Getting people to talk is what journalists are supposed to do, and the best journalists know exactly how to do it.

By Aidan Jones

Two Pulitzer Prize winning journalists shared how they get their best interviews during a presentation on interviewing techniques on the third day of the Global Investigative Journalism Conference being held at Wits University in Johannesburg.

“Establishing a rapport with your source is really important,” said Cheryl W. Thompson, an investigative journalist at The Washington Post. “One of the best ways to do this is to find common ground; this helps you win their trust.”

Thompson also emphasized the importance of preparation: “You are doomed if you don’t prepare by researching your topic beforehand.”

Thompson added that leading with tough questions is a deal-breaker and will almost inevitably prevent communication.

“It’s not about you [the journalist], it’s about them,” said Mark Schoofs, investigations editor at BuzzFeed News. “Your number one goal is to engage and get their version of the story, not to tick off your questions.”

Schoofs emphasized the importance of asking the right open-ended questions at the right time and in a polite manner.

“I’ve never really had any success by being aggressive in the way I ask questions,” he said.

Both speakers pointed out that effective questioning and rapport building needs to be balanced with the proper use of silence.

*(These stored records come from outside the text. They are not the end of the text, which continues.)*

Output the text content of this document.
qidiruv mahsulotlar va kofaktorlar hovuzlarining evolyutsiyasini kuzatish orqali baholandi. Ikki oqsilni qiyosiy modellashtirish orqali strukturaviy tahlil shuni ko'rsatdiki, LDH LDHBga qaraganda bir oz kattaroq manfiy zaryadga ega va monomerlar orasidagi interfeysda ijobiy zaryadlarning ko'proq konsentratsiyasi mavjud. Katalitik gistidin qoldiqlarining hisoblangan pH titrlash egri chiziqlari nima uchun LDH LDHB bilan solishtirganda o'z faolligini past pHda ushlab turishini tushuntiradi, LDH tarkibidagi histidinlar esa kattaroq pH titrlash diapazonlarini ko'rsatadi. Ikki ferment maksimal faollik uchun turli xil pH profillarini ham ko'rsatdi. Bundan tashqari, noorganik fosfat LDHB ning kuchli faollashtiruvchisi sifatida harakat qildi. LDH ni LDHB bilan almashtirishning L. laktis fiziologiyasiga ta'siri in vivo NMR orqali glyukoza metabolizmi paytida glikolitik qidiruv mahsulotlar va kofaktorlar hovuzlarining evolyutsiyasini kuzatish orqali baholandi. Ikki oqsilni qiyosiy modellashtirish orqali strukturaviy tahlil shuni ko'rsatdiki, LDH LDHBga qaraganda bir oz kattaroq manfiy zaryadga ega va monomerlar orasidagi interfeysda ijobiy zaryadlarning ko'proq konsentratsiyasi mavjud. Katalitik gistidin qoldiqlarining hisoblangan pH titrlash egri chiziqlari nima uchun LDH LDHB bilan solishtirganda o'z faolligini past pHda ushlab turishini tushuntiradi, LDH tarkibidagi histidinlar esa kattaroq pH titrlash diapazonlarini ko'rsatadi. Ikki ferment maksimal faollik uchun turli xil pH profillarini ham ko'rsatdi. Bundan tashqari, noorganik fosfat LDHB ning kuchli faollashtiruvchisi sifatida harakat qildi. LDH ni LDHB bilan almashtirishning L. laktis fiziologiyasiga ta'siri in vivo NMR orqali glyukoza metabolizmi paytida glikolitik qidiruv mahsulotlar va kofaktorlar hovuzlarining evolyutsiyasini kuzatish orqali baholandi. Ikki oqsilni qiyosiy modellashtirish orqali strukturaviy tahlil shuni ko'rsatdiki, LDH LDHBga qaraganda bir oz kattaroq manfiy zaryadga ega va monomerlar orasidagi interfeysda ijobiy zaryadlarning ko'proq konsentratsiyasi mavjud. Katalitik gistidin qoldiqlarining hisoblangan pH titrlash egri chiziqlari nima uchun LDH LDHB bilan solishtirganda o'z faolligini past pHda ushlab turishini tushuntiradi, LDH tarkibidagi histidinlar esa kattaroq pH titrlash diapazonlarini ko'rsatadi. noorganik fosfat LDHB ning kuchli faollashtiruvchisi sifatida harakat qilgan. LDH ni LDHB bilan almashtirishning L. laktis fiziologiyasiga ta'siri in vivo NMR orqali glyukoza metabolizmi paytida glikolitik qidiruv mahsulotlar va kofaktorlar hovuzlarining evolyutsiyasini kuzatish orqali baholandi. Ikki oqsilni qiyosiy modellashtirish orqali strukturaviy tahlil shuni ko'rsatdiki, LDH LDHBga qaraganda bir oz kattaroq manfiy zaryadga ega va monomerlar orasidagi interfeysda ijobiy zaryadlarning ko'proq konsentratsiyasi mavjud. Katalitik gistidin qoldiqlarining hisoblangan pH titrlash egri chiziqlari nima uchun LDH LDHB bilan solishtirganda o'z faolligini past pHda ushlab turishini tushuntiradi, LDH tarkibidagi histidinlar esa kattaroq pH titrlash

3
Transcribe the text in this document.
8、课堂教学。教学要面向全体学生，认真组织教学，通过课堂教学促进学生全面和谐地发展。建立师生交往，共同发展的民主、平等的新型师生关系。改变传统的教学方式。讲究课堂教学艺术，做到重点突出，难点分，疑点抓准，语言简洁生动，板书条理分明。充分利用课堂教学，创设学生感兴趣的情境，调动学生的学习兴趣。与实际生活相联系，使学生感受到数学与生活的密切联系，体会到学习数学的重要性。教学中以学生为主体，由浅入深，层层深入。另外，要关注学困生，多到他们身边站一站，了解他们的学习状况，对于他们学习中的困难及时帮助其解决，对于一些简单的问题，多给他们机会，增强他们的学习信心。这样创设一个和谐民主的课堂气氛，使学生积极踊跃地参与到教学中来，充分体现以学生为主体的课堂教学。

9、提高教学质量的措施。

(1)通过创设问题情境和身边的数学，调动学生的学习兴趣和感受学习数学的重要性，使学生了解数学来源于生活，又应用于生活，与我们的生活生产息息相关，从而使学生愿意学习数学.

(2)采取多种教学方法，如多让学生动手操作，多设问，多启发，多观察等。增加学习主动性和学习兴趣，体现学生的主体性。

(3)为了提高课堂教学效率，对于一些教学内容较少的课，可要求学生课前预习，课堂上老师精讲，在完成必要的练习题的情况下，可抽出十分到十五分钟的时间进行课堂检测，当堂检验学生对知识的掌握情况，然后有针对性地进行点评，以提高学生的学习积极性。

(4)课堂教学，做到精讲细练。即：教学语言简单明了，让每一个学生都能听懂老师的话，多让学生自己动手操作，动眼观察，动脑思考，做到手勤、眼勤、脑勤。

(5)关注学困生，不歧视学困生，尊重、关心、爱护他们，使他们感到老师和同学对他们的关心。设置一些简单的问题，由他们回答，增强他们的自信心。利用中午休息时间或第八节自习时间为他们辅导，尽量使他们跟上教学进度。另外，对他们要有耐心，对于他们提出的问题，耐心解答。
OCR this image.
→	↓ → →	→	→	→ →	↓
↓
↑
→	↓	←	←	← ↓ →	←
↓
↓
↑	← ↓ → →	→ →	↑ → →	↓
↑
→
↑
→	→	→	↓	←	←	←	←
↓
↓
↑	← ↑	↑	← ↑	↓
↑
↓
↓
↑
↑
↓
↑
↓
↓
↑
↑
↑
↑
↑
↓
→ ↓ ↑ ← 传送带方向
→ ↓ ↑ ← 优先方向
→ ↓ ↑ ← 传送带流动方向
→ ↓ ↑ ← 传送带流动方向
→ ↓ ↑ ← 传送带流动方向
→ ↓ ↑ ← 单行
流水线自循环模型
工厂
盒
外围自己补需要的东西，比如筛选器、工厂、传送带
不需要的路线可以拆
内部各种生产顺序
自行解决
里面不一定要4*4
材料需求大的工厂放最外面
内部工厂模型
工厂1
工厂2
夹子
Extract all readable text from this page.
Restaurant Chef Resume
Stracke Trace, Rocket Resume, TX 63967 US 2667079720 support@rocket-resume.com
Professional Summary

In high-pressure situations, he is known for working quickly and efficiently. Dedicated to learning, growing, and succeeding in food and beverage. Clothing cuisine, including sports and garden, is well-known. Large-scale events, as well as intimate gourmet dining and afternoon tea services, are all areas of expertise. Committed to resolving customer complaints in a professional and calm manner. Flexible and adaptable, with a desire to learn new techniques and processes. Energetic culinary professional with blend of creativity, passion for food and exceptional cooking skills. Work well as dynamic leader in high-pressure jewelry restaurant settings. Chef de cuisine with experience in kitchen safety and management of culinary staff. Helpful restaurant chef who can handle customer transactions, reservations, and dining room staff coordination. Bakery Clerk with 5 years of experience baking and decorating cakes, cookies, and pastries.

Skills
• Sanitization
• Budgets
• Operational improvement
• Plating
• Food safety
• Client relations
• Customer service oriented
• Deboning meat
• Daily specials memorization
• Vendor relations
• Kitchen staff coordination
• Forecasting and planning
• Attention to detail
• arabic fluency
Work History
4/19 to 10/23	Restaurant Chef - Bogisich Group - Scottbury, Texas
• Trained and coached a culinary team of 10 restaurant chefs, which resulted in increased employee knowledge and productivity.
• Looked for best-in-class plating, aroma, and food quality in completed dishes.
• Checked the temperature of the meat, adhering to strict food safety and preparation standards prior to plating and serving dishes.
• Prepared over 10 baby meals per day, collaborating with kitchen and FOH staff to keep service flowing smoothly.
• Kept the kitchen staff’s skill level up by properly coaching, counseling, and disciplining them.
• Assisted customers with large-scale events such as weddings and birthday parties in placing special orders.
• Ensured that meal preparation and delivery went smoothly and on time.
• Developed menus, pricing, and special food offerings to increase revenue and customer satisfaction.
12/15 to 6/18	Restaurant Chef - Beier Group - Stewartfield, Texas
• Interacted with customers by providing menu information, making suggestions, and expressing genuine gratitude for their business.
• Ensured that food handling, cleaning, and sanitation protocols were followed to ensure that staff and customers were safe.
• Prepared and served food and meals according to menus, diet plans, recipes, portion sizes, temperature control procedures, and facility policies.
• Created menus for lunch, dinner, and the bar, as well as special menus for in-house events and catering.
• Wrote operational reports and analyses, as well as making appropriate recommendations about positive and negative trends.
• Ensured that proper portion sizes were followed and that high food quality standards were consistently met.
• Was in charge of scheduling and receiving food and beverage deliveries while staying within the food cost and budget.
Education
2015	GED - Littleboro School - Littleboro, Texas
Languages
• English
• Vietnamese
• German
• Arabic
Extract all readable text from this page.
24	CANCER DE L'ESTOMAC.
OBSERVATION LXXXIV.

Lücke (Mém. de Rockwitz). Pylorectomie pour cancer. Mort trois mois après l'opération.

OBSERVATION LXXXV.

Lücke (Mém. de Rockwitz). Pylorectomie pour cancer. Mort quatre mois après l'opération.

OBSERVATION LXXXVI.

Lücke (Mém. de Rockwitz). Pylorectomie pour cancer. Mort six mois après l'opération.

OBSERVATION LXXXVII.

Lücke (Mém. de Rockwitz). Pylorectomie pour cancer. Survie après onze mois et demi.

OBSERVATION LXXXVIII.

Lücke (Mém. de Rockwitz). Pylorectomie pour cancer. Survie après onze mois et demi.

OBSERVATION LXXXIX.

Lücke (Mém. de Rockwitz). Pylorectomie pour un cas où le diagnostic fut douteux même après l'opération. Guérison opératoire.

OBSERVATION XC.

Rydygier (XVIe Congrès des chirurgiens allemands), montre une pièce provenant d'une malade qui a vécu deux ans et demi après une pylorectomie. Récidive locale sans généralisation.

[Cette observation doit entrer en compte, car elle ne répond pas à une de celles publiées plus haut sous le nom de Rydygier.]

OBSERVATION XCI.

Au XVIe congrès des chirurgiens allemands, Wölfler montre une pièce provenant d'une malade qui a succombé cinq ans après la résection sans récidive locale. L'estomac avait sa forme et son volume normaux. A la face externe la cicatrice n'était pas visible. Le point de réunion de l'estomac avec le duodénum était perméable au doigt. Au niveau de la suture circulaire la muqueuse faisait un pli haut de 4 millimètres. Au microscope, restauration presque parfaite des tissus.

“Listening is one of the best attributes a journalist can have,” said Thompson, who quoted famed investigative journalist Bob Woodward’s statement that journalists should “let the silence suck out the truth.”

Schoofs explained that journalists should use the inevitable awkwardness created by silence to their advantage: “It’s going to be awkward, but you as the journalist have the advantage of knowing it is, so you can lean into it.”

The 10th Global Investigative Journalism Conference runs from the 16 through 19 November 2017.  Conference organisers said over 1 000 delegates from 130 countries are in attendance.